Günther estaba poniendo la mesa en la terraza para el desayuno. Le encantaba servir comida a su familia. Siempre que podía, horneaba, cocinaba o hacía barbacoas. Amasaba pan y experimentaba con masas de pizza rellenas en su tiempo libre. Aquella mañana, agasajó a sus dos hambrientos adolescentes y a su esposa con panecillos caseros recién horneados con semillas. El sol brillaba con fuerza, y mientras trabajaba, se quitó la camiseta. Las baldosas calientes eran tan cómodas que ni siquiera necesitaba zapatillas para sus pies descalzos.

—¿Cuánta cera necesitas para que el pelo te quede así? —se burló Uwe de su hermana.

Gracias a su cabello fino, Heidi necesitaba bastante producto para estilizar su corte corto y despeinado. Los granos rojos que comenzaban a multiplicarse alrededor de su boca delataban los cambios hormonales que estaban ocurriendo en su cuerpo. La chica de quince años fingió no oír las palabras de Uwe.
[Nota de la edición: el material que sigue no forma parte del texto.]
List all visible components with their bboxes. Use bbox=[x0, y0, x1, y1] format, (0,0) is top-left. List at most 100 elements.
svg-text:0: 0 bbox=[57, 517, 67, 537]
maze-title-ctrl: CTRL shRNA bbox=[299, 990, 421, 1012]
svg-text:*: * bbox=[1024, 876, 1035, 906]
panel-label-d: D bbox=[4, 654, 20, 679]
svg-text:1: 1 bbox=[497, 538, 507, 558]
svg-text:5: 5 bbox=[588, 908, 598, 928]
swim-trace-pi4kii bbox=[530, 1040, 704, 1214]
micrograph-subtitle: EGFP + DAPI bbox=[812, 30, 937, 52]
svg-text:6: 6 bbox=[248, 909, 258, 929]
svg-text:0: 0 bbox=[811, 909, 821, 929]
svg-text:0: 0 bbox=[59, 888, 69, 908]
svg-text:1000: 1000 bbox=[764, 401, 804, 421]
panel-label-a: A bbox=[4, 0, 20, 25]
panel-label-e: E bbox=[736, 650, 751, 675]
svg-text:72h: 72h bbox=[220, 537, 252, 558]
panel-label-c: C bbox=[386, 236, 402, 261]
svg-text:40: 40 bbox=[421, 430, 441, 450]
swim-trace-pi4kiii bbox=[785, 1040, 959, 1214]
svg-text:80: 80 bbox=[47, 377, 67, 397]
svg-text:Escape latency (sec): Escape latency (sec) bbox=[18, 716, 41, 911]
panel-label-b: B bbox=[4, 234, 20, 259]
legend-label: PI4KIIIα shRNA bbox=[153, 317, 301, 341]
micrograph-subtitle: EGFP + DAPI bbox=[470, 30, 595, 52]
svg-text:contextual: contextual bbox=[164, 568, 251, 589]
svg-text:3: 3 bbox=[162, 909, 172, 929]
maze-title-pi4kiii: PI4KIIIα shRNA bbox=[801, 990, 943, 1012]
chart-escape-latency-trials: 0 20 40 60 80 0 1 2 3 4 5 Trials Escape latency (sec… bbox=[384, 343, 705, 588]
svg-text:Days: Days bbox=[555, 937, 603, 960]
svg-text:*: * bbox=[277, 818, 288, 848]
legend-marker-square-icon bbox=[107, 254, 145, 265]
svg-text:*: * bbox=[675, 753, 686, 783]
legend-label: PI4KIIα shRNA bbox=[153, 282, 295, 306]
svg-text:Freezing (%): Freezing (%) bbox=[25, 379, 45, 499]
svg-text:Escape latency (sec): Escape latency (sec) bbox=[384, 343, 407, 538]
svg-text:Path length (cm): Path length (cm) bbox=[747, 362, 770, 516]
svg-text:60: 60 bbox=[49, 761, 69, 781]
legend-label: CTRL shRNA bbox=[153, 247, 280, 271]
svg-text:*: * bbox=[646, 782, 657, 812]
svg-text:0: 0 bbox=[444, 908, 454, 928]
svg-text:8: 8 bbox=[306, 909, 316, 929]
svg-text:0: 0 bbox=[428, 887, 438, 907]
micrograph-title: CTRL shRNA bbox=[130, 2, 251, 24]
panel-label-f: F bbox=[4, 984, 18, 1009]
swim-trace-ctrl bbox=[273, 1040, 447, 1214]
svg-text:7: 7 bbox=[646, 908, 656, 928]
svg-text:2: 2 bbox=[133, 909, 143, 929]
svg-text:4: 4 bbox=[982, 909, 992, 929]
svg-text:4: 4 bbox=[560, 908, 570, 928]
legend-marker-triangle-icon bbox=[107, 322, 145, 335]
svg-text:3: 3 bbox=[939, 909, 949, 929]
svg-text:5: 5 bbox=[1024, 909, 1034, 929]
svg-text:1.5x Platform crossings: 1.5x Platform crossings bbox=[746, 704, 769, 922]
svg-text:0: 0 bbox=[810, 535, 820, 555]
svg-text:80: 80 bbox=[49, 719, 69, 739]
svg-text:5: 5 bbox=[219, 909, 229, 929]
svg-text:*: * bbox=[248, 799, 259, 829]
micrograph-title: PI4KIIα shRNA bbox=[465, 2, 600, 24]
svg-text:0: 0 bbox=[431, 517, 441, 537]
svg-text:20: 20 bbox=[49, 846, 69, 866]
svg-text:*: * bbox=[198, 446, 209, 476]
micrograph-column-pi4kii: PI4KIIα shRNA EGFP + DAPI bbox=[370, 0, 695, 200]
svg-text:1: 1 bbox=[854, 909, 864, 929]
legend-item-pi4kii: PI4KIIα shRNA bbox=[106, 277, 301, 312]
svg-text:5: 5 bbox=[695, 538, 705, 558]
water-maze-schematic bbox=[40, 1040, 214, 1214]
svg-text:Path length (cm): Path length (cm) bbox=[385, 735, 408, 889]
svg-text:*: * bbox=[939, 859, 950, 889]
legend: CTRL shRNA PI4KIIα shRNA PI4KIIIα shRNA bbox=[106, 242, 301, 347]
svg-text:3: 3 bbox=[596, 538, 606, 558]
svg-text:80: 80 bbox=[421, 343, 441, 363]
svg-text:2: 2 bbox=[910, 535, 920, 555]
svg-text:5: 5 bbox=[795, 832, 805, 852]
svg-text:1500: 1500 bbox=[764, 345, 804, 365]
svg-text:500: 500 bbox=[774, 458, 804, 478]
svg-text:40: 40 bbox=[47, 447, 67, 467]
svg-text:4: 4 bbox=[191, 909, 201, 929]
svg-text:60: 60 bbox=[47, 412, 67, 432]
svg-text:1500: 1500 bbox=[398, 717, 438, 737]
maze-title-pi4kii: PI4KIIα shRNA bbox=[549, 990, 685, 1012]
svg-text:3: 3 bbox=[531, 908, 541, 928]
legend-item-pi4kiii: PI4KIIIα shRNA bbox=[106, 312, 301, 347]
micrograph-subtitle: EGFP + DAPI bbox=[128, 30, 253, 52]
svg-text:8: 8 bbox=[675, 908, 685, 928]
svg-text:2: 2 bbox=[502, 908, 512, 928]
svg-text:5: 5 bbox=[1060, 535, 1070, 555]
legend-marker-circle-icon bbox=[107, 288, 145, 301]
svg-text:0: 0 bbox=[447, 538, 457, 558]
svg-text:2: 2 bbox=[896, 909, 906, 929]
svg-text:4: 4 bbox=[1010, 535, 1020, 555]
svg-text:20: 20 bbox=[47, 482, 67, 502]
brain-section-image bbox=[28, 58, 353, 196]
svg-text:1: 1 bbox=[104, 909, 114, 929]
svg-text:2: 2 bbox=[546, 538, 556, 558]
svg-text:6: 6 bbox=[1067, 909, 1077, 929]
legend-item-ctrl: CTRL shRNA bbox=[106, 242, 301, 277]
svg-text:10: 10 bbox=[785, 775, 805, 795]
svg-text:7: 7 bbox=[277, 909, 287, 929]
—Si salieras con chicos —continuó su hermano con tono de sabelotodo—, no necesitarías arruinarte el pelo. No nos gusta que el pelo de una chica parezca de plástico.

—Para que lo sepas —respondió Heidi, finalmente tomando el reto—, estoy saliendo con un chico ahora mismo. Y, por cierto, mi vida privada no es asunto tuyo.

En realidad, a Uwe no le importaba que su hermana se sintiera atraída tanto por chicos como por chicas. A veces la molestaba diciendo que, si rompía con una chica, se la pasaría a Heidi.

—¡Me encantaría que esta tarde fuéramos al Teide! —dijo Viktoria, mirando hacia la montaña—. La cima está blanca, y hace tanto que no toco la nieve.

—¡Gran idea! —exclamó entusiasmado Günther—. Podríamos llevar un trineo y deslizarnos un rato.

—Ni siquiera tenemos un trineo, papá —observó Heidi con cautela.

—¡Compramos uno por el camino!

Uwe olfateó el aire.

—Mejor comamos ya, porque voy a morirme de hambre si tenemos que esperar más.